Il documento in questione, che sancisce l'intesa di tutti i livelli territoriali coinvolti, precede la firma del verbale di intesa con il Ministero dello Sviluppo Economico previsto nelle prossime settimane.
«La nostra strategia» ha affermato l'assessore al Lavoro, Fernando Fabbiani «è fare ricorso ad un pacchetto di strumenti di natura straordinaria. Da qui il coinvolgimento, per competenza, di ben cinque ministeri e degli assessorati ai Trasporti e al Turismo».
Sette le proposte pianificate nel documento di sei cartelle, cui si aggiungono una relazione tecnica, la piattaforma sindacale, e una serie di iniziative della Provincia dell'Aquila.

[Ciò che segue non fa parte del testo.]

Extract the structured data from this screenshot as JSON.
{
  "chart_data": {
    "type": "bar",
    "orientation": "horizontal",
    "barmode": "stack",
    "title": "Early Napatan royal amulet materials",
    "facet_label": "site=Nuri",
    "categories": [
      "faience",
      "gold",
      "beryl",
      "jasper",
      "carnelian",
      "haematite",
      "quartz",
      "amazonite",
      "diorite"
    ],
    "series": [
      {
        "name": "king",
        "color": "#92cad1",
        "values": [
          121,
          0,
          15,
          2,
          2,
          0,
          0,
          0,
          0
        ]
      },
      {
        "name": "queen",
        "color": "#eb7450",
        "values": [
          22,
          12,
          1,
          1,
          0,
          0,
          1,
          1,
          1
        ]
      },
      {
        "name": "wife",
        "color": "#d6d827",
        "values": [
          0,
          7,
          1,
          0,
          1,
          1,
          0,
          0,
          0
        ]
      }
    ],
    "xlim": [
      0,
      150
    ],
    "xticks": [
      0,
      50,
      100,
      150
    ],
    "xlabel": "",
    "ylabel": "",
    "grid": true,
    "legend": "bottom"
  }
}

I punti rappresentati come «cardini per lo sviluppo, la competitività e la buona occupazione» sono: interventi diretti a migliorare i fattori localizzativi attraverso il potenziamento dei collegamenti stradali, ferroviari, intermodali, portuali e aeroportuali; interventi volti a migliorare le infrastrutture per la localizzazione industriale mediante il potenziamento del Consorzio industriale di Sulmona e dei siti di Raiano e Corfinio; interventi per migliorare le infrastrutture di comunicazione attraverso il ricorso alla banda larga e alle fibre ottiche negli stessi insediamenti industriali; iniziative di politica industriale finalizzate a spingere il segmento dell'automotive, facendo leva sull'indotto Fiat; iniziative per la valorizzazione e lo sviluppo delle risorse ambientali e naturali, ottimizzando la presenza di tre parchi nazionali e un parco regionale; eventi ed iniziative di carattere culturale, attraverso l'integrale ristrutturazione dell'abbazia celestiniana; individuazione di una nuova zona franca urbana secondo i dettami della finanziaria dello Stato per sostenere le aree che presentino situazioni di esclusione socio-economica e bassa occupazione.

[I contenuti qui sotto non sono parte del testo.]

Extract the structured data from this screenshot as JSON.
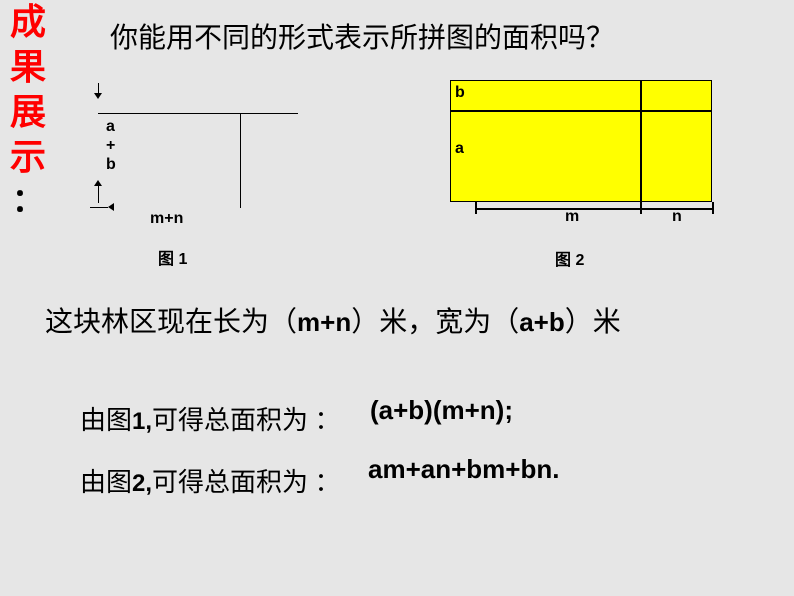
{
  "title": {
    "c1": "成",
    "c2": "果",
    "c3": "展",
    "c4": "示",
    "colon": "："
  },
  "question": "你能用不同的形式表示所拼图的面积吗？",
  "fig1": {
    "ab_label": "a\n+\nb",
    "mn_label": "m+n",
    "caption": "图 1"
  },
  "fig2": {
    "b_label": "b",
    "a_label": "a",
    "m_label": "m",
    "n_label": "n",
    "caption": "图 2",
    "fill_color": "#ffff00",
    "border_color": "#000000"
  },
  "desc": {
    "prefix": "这块林区现在长为（",
    "mn": "m+n",
    "mid": "）米，宽为（",
    "ab": "a+b",
    "suffix": "）米"
  },
  "line1": {
    "prefix": "由图",
    "num": "1,",
    "mid": "可得总面积为 ：",
    "formula": "(a+b)(m+n);"
  },
  "line2": {
    "prefix": "由图",
    "num": "2,",
    "mid": "可得总面积为 ：",
    "formula": "am+an+bm+bn."
  },
  "colors": {
    "background": "#e6e6e6",
    "title_color": "#ff0000",
    "text_color": "#000000"
  }
}
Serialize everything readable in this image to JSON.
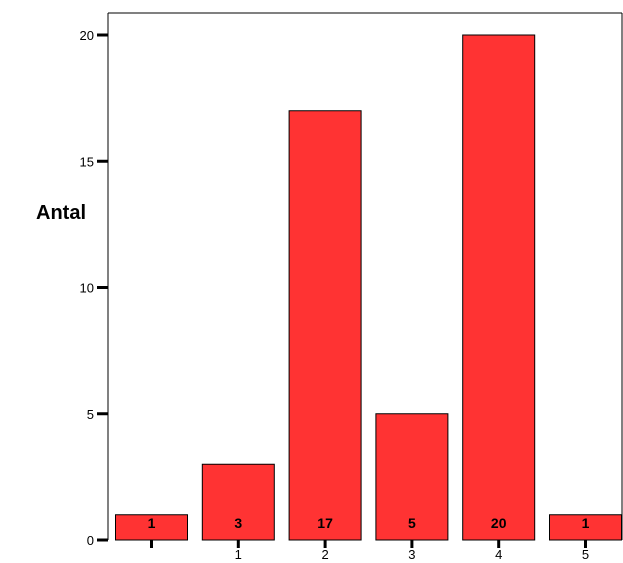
{
  "chart_data": {
    "type": "bar",
    "categories": [
      "",
      "1",
      "2",
      "3",
      "4",
      "5"
    ],
    "values": [
      1,
      3,
      17,
      5,
      20,
      1
    ],
    "data_labels": [
      "1",
      "3",
      "17",
      "5",
      "20",
      "1"
    ],
    "title": "",
    "xlabel": "",
    "ylabel": "Antal",
    "ylim": [
      0,
      21.7
    ],
    "yticks": [
      0,
      5,
      10,
      15,
      20
    ],
    "ytick_labels": [
      "0",
      "5",
      "10",
      "15",
      "20"
    ],
    "grid": false,
    "bar_color": "#ff3333",
    "bar_edge_color": "#000000"
  }
}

Intanto, in precedenza, il CICAS (Comitato di intervento per le crisi aziendali), presieduto dall'assessore al Lavoro, Fernando Fabbiani, aveva stabilito di prorogare al 30 settembre le provvidenze degli ammortizzatori sociali in deroga, in scadenza al 30 giugno. Pertanto, quei lavoratori che escono dalla mobilità, che siano dipendenti di aziende con oltre 15 unità lavorative o che lavorino per aziende al di sotto dei 15 dipendenti, potranno fare richiesta fino al 30 settembre per utilizzare ammortizzatori in deroga. Invece, a quei lavoratori che hanno già usufruito per 26 settimane dell'indennità di mobilità in deroga, il trattamento viene prorogato di altre 13 settimane. Intanto, la prossima riunione del CICAS sarà fissata ai primi di luglio.